The District Court dismissed Metrophones's first complaint because the Telecommunications Act of 1996 did not create a private right of action to recover compensation from long-distance carriers. Metrophones then filed an amended complaint based on Section 201(b) of the Communications Act of 1934, which deals with "unjust and unreasonable" practices of carriers. Global Communications argued that Metrophones had no right to sue under this statute either, but the District Court disagreed and ruled for Metrophones.

The Ninth Circuit Court of Appeals affirmed this decision. The Circuit Court relied heavily on the FCC's interpretation of the statute, which was that failure to pay compensation to PSPs is an "unjust and unreasonable" practice in violation of Section 201(b) and that PSPs have a private right of action to sue carriers for such violations. The Circuit Court held that though the FCC rule on the subject was brief, it was entitled to deference from the courts in the absence of specific guidance from the statute.


Does Section 201(b) of the Communications Act of 1934 create a private right of action for a payphone service provider to sue a long distance carrier for violations of the FCC's regulations concerning compensation for coinless payphone calls?

Media for Global Crossing Telecommunications, Inc. v. Metrophones Telecommunications, Inc.

Audio Transcription for Oral Argument - October 10, 2006 in Global Crossing Telecommunications, Inc. v. Metrophones Telecommunications, Inc.

Audio Transcription for Opinion Announcement - April 17, 2007 in Global Crossing Telecommunications, Inc. v. Metrophones Telecommunications, Inc.

John G. Roberts, Jr.:

Justice Breyer has the opinion of the court in two cases this morning.

Stephen G. Breyer:

The first is called Global Crossing v. Metrophones, and it begins with telephone deregulation which allowed callers a choice of what long distance carrier they want.

But sometimes they go a pay-phone, and the pay-phone company would connect them not with the long distance carrier that the caller wanted but with the company that the pay-phone operator wanted.

Well Congress thought that was a bad idea.

So, they passed a law and they said that the pay-phone company has to connect to however the caller wants connected to, whatever carrier, and moreover has to be for free, you don’t have to put $0.25 in the box.

At that point the pay-phone company said, well who is going to pay us for the call.

So Congress passes another law and says let the FCC work that out, and the FCC tried to work it out over a couple of years, and finally what they said was, well here is who pays, the caller connects to a particular carrier through the pay-phone, then the carrier pays, $0.24 a call, or whatever they agree upon and the carrier can charge the ultimate customer with his long distance bill.

Now apparently after that some carriers still wouldn’t turnover the $0.24 to the pay-phone operator, atleast that’s what the pay-phone operator will say.
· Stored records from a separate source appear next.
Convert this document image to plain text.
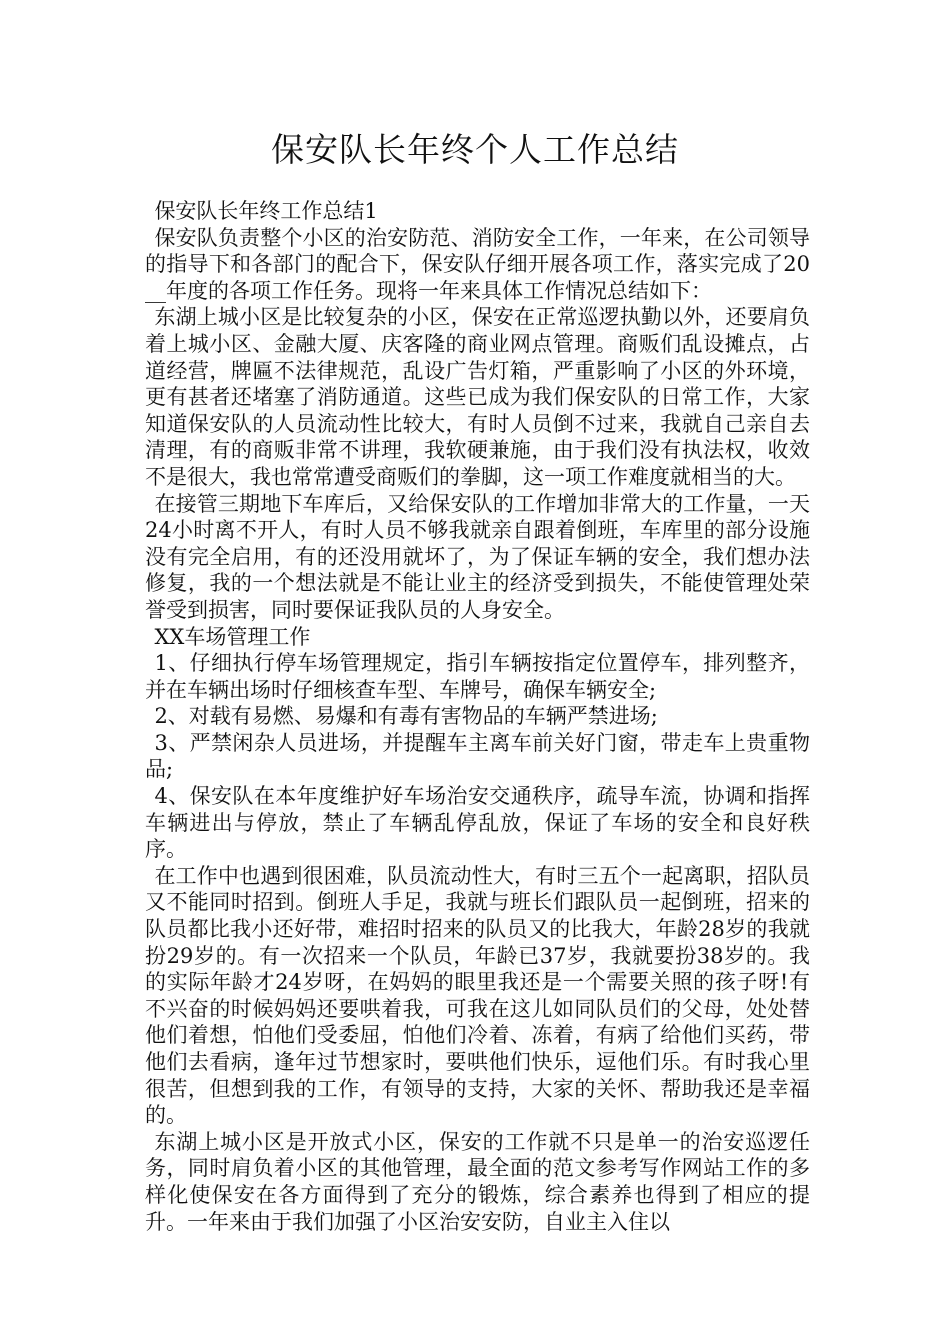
保安队长年终个人工作总结

保安队长年终工作总结1

保安队负责整个小区的治安防范、消防安全工作，一年来，在公司领导的指导下和各部门的配合下，保安队仔细开展各项工作，落实完成了20__年度的各项工作任务。现将一年来具体工作情况总结如下：

东湖上城小区是比较复杂的小区，保安在正常巡逻执勤以外，还要肩负着上城小区、金融大厦、庆客隆的商业网点管理。商贩们乱设摊点，占道经营，牌匾不法律规范，乱设广告灯箱，严重影响了小区的外环境，更有甚者还堵塞了消防通道。这些已成为我们保安队的日常工作，大家知道保安队的人员流动性比较大，有时人员倒不过来，我就自己亲自去清理，有的商贩非常不讲理，我软硬兼施，由于我们没有执法权，收效不是很大，我也常常遭受商贩们的拳脚，这一项工作难度就相当的大。

在接管三期地下车库后，又给保安队的工作增加非常大的工作量，一天24小时离不开人，有时人员不够我就亲自跟着倒班，车库里的部分设施没有完全启用，有的还没用就坏了，为了保证车辆的安全，我们想办法修复，我的一个想法就是不能让业主的经济受到损失，不能使管理处荣誉受到损害，同时要保证我队员的人身安全。

XX车场管理工作

1、仔细执行停车场管理规定，指引车辆按指定位置停车，排列整齐，并在车辆出场时仔细核查车型、车牌号，确保车辆安全;

2、对载有易燃、易爆和有毒有害物品的车辆严禁进场;

3、严禁闲杂人员进场，并提醒车主离车前关好门窗，带走车上贵重物品;

4、保安队在本年度维护好车场治安交通秩序，疏导车流，协调和指挥车辆进出与停放，禁止了车辆乱停乱放，保证了车场的安全和良好秩序。

在工作中也遇到很困难，队员流动性大，有时三五个一起离职，招队员又不能同时招到。倒班人手足，我就与班长们跟队员一起倒班，招来的队员都比我小还好带，难招时招来的队员又的比我大，年龄28岁的我就扮29岁的。有一次招来一个队员，年龄已37岁，我就要扮38岁的。我的实际年龄才24岁呀，在妈妈的眼里我还是一个需要关照的孩子呀!有不兴奋的时候妈妈还要哄着我，可我在这儿如同队员们的父母，处处替他们着想，怕他们受委屈，怕他们冷着、冻着，有病了给他们买药，带他们去看病，逢年过节想家时，要哄他们快乐，逗他们乐。有时我心里很苦，但想到我的工作，有领导的支持，大家的关怀、帮助我还是幸福的。

东湖上城小区是开放式小区，保安的工作就不只是单一的治安巡逻任务，同时肩负着小区的其他管理，最全面的范文参考写作网站工作的多样化使保安在各方面得到了充分的锻炼，综合素养也得到了相应的提升。一年来由于我们加强了小区治安安防，自业主入住以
So, the pay-phone operators, some of them, or one of them anyway went to the FCC, and the FCC issued an order saying that you have to pay, and if you don’t it is unreasonable practice under Section 201(b).
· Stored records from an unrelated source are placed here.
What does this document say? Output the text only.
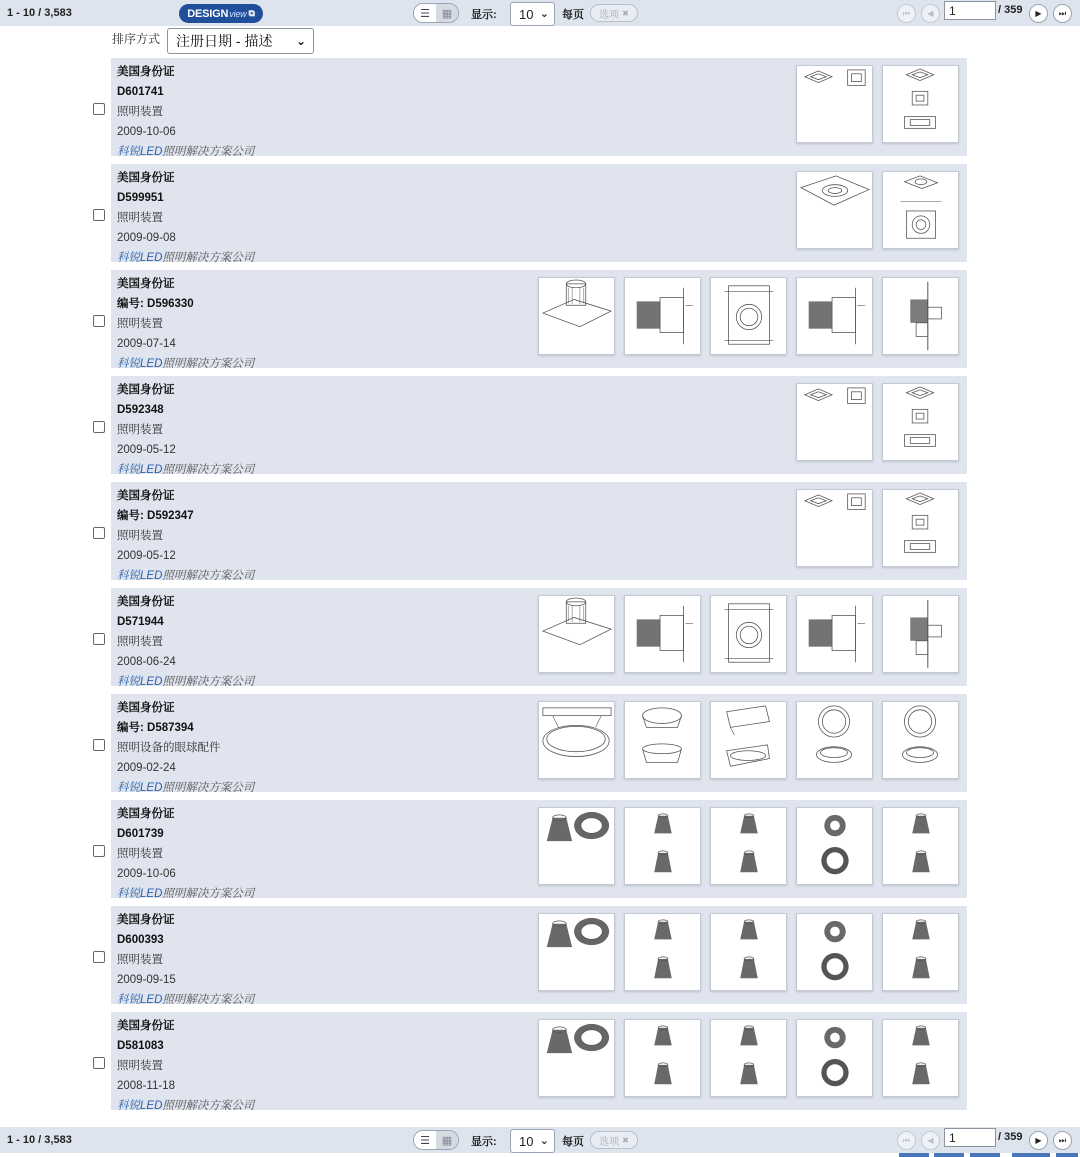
1 - 10 / 3,583	DESIGN view ⧉	☰	▦	显示: 10 ⌄ 每页 选项 ✖	⏮ ◀ 1	/ 359 ▶ ⏭
排序方式 注册日期 - 描述 ⌄
美国身份证
D601741
照明装置
2009-10-06
科锐LED照明解决方案公司
美国身份证
D599951
照明装置
2009-09-08
科锐LED照明解决方案公司
美国身份证
编号: D596330
照明装置
2009-07-14
科锐LED照明解决方案公司
美国身份证
D592348
照明装置
2009-05-12
科锐LED照明解决方案公司
美国身份证
编号: D592347
照明装置
2009-05-12
科锐LED照明解决方案公司
美国身份证
D571944
照明装置
2008-06-24
科锐LED照明解决方案公司
美国身份证
编号: D587394
照明设备的眼球配件
2009-02-24
科锐LED照明解决方案公司
美国身份证
D601739
照明装置
2009-10-06
科锐LED照明解决方案公司
美国身份证
D600393
照明装置
2009-09-15
科锐LED照明解决方案公司
美国身份证
D581083
照明装置
2008-11-18
科锐LED照明解决方案公司
1 - 10 / 3,583	☰	▦	显示: 10 ⌄ 每页 选项 ✖	⏮ ◀ 1	/ 359 ▶ ⏭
Later the pay-phone operators said they are still not paying us, so they brought a suit in Federal Court, under a different Section 207 which seems linked to §201(b) and the only question before us is whether they can bring that suit in Federal Court.
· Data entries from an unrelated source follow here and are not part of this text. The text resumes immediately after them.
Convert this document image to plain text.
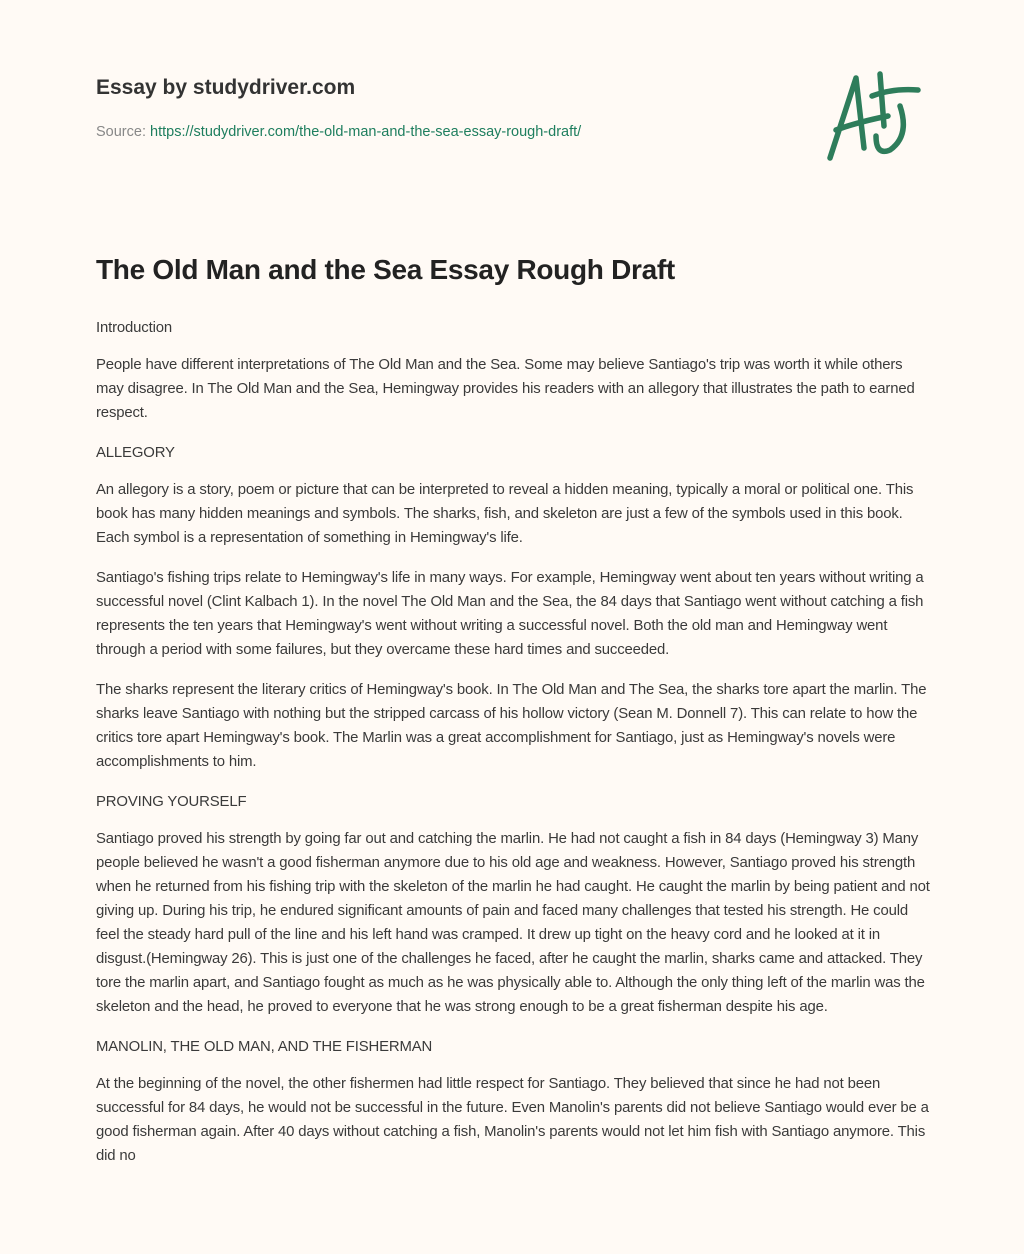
Essay by studydriver.com
Source: https://studydriver.com/the-old-man-and-the-sea-essay-rough-draft/
The Old Man and the Sea Essay Rough Draft

Introduction

People have different interpretations of The Old Man and the Sea. Some may believe Santiago's trip was worth it while others may disagree. In The Old Man and the Sea, Hemingway provides his readers with an allegory that illustrates the path to earned respect.

ALLEGORY

An allegory is a story, poem or picture that can be interpreted to reveal a hidden meaning, typically a moral or political one. This book has many hidden meanings and symbols. The sharks, fish, and skeleton are just a few of the symbols used in this book. Each symbol is a representation of something in Hemingway's life.

Santiago's fishing trips relate to Hemingway's life in many ways. For example, Hemingway went about ten years without writing a successful novel (Clint Kalbach 1). In the novel The Old Man and the Sea, the 84 days that Santiago went without catching a fish represents the ten years that Hemingway's went without writing a successful novel. Both the old man and Hemingway went through a period with some failures, but they overcame these hard times and succeeded.

The sharks represent the literary critics of Hemingway's book. In The Old Man and The Sea, the sharks tore apart the marlin. The sharks leave Santiago with nothing but the stripped carcass of his hollow victory (Sean M. Donnell 7). This can relate to how the critics tore apart Hemingway's book. The Marlin was a great accomplishment for Santiago, just as Hemingway's novels were accomplishments to him.

PROVING YOURSELF

Santiago proved his strength by going far out and catching the marlin. He had not caught a fish in 84 days (Hemingway 3) Many people believed he wasn't a good fisherman anymore due to his old age and weakness. However, Santiago proved his strength when he returned from his fishing trip with the skeleton of the marlin he had caught. He caught the marlin by being patient and not giving up. During his trip, he endured significant amounts of pain and faced many challenges that tested his strength. He could feel the steady hard pull of the line and his left hand was cramped. It drew up tight on the heavy cord and he looked at it in disgust.(Hemingway 26). This is just one of the challenges he faced, after he caught the marlin, sharks came and attacked. They tore the marlin apart, and Santiago fought as much as he was physically able to. Although the only thing left of the marlin was the skeleton and the head, he proved to everyone that he was strong enough to be a great fisherman despite his age.

MANOLIN, THE OLD MAN, AND THE FISHERMAN

At the beginning of the novel, the other fishermen had little respect for Santiago. They believed that since he had not been successful for 84 days, he would not be successful in the future. Even Manolin's parents did not believe Santiago would ever be a good fisherman again. After 40 days without catching a fish, Manolin's parents would not let him fish with Santiago anymore. This did no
Well ultimately what we say it is ultimately because it takes a while to explain this case, ultimately what we say is, well §207 if you read the words is linked to violations of §201(b), and what we have here is a regulation under §201(b) which says, when you don’t pay for that call, you don’t pay the pay-phone operator, you have committed an unreasonable practice that seems to us like a violation of §201(b), it says you can bring the suit for a violation of §201(b) its reasonable for them to say that, bring the suit.

Now, that’s the opinion of the court, we affirm the Ninth Circuit similar determination.

Justice Scalia has filed a dissenting opinion, and Justice Thomas has filed a dissenting opinion.